Andrew Franklin, m.d. of Profile Books, added that the self-published 99p Amazon e-book "bears no comparison whatsoever to a real book properly published", and alluded to Amazon's unwillingness to share data about the e-book market. 

"The self-published 99p Amazon e-book bears no comparison whatsoever to a real book properly published. That is why the successful self-published authors will always move to mainstream publishers when they have a chance," he said. "And there are almost no examples of people moving the other way. Of course I respect David Naggar’s position.  He has access to an enormous amount of data that nobody else ever sees. But I wholly disagree."

An Amazon spokesperson has since said that Naggar's comments in the Daily Mail were "very much out of context" and were made to illustrate an example of Kindle Direct Publishing authors’ tactics to drive discovery. "The conversation was about how to maximise sales for unknown authors," the spokesperson said.

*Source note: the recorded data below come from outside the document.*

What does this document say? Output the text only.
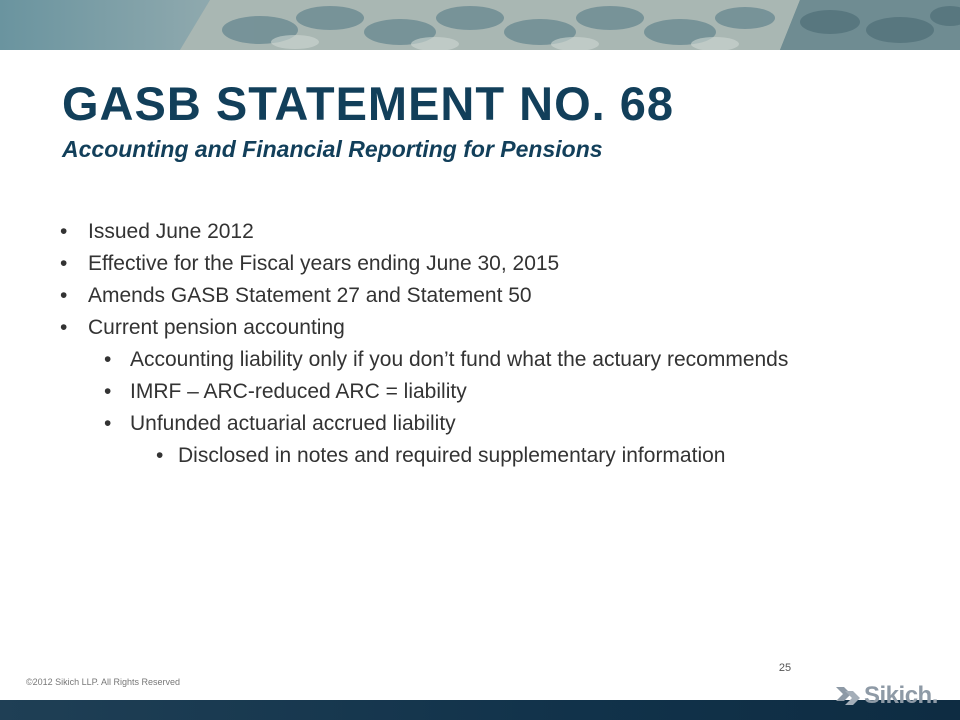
GASB STATEMENT NO. 68

Accounting and Financial Reporting for Pensions

• Issued June 2012
• Effective for the Fiscal years ending June 30, 2015
• Amends GASB Statement 27 and Statement 50
• Current pension accounting
• Accounting liability only if you don’t fund what the actuary recommends
• IMRF – ARC-reduced ARC = liability
• Unfunded actuarial accrued liability
• Disclosed in notes and required supplementary information
25
©2012 Sikich LLP. All Rights Reserved	Sikich.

In 2014, Amazon was locked in a legal battle with Hachette Book Group in the US over the price of e-books. The stand off saw the e-retailer restrict the pre-ordering of certain key titles, affecting their chances of securing positions on bestseller lists.

In 2012, the European Commission began the process of dismantling the agency model after finding publishers HarperCollins, Simon & Schuster, Macmillan, Hachette Livre, and Apple "engaged in a concerted practice" to raise e-book prices or prevent the emergence of lower prices across Europe.

The following year in April 2013, HarperCollins and Hachette UK were the first UK publishers to introduce a refined agency model with and begin lowering e-book prices.